The television landscape, long heralded as the era of “Peak TV,” has officially reached its zenith, with recent data indicating a significant shift. In a startling development, the FX cable network reported a 14% decline in the number of scripted television series aired or streamed in the United States last year, totaling 516 series compared to the previous year’s figures. This marks only the second downturn in at least fifteen years and represents the most substantial decrease recorded, underscoring a clear departure from the continuous growth that has defined the TV industry over the last decade.
This decline is perhaps the most concrete evidence yet of a slowdown that industry executives have anticipated for over a year. Television’s golden age, characterized by an explosion in both the quantity and quality of programming, appears to be waning. Major studios began to significantly reduce show orders in mid-2022, around the same time Wall Street began to question the sustainability of the entertainment sector’s aggressive spending on new series production.
Adding to the industry’s challenges were the strikes by screenwriters and actors last year, the first concurrent walkout by both unions since 1960. This industrial action brought scripted production to a halt for months, erasing the entire fall lineup for scripted network television. The repercussions of these strikes are expected to dampen the release schedule of new shows well into 2024, indicating a prolonged impact on the industry’s output.
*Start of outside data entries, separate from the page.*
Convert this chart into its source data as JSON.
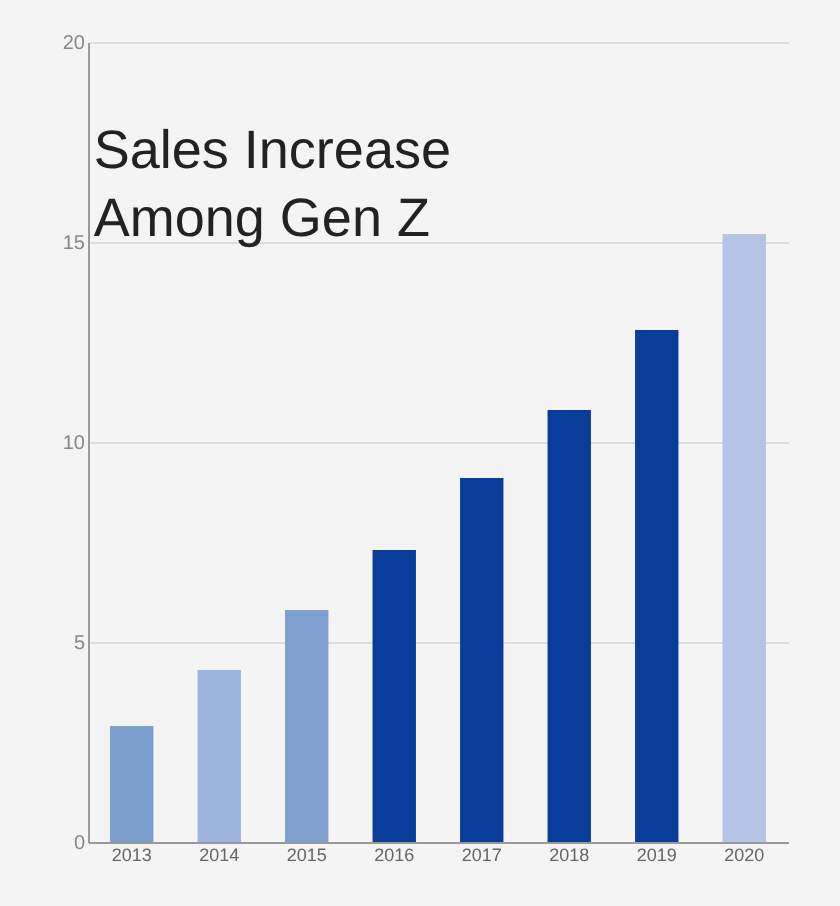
{
  "chart_data": {
    "type": "bar",
    "title": "Sales Increase\nAmong Gen Z",
    "categories": [
      "2013",
      "2014",
      "2015",
      "2016",
      "2017",
      "2018",
      "2019",
      "2020"
    ],
    "values": [
      2.9,
      4.3,
      5.8,
      7.3,
      9.1,
      10.8,
      12.8,
      15.2
    ],
    "colors": [
      "#7c9fd0",
      "#9db4dc",
      "#7f9fcf",
      "#0a3d9a",
      "#0a3d9a",
      "#0a3d9a",
      "#0a3d9a",
      "#b4c4e4"
    ],
    "ylim": [
      0,
      20
    ],
    "yticks": [
      0,
      5,
      10,
      15,
      20
    ],
    "grid": "y"
  }
}
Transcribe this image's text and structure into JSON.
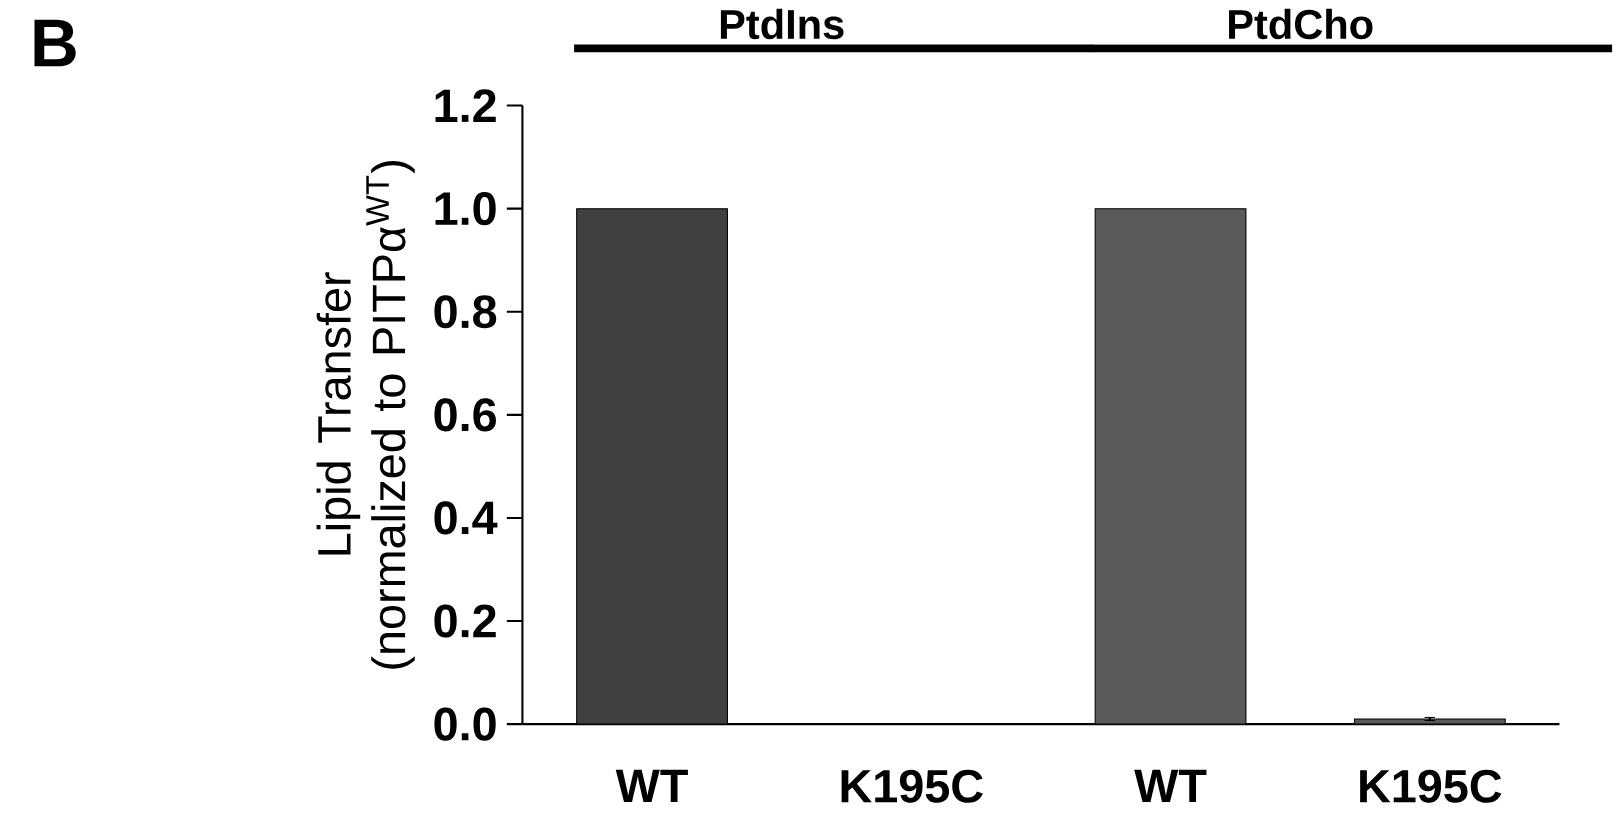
{
  "chart_data": {
    "type": "bar",
    "ylabel": "Lipid Transfer (normalized to PITPα$^{WT}$)",
    "categories": [
      "WT",
      "K195C",
      "WT",
      "K195C"
    ],
    "values": [
      1.0,
      0.0,
      1.0,
      0.01
    ],
    "errors": [
      null,
      null,
      null,
      0.003
    ],
    "colors": [
      "#404040",
      "#404040",
      "#5a5a5a",
      "#5a5a5a"
    ],
    "ylim": [
      0,
      1.2
    ],
    "yticks": [
      {
        "value": 0,
        "label": "0.0"
      },
      {
        "value": 0.2,
        "label": "0.2"
      },
      {
        "value": 0.4,
        "label": "0.4"
      },
      {
        "value": 0.6,
        "label": "0.6"
      },
      {
        "value": 0.8,
        "label": "0.8"
      },
      {
        "value": 1.0,
        "label": "1.0"
      },
      {
        "value": 1.2,
        "label": "1.2"
      }
    ],
    "annotations": [
      "B",
      "PtdIns",
      "PtdCho"
    ]
  }
}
The recent figure of 516 series, though a decline, still ranks as the fourth-highest year for scripted series production since FX began tracking these numbers, following only behind 2022, 2021, and 2019. This suggests that, despite the downturn, viewers continue to have a vast array of viewing options, albeit potentially overwhelming in scope.
Reflecting on the evolution of television, in 2009, a mere 210 scripted shows were aired, marking a modest increase from the early years of the decade. This number experienced a steady rise, surging notably after Netflix’s foray into original series production in 2012. By 2015, the industry saw 422 scripted shows, leading FX executive John Landgraf to coin the term “Peak TV,” encapsulating the burgeoning era of streaming television.
However, 2022’s record of 600 scripted shows now stands as the apex of this trend, with the industry witnessing a pullback in investment from virtually every studio. Notable exits include Quibi’s short-lived venture, along with Google and Facebook’s retraction from aggressive investments in scripted television. Moreover, traditional broadcast and cable networks, including USA, TBS, and Comedy Central, are also scaling back on scripted content.
As the industry navigates this changing landscape, executives predict a continued decline in the number of new shows. This adjustment period signals a significant transformation in how television content is produced, consumed, and valued, marking the end of an era and the beginning of a new chapter in the story of Peak TV.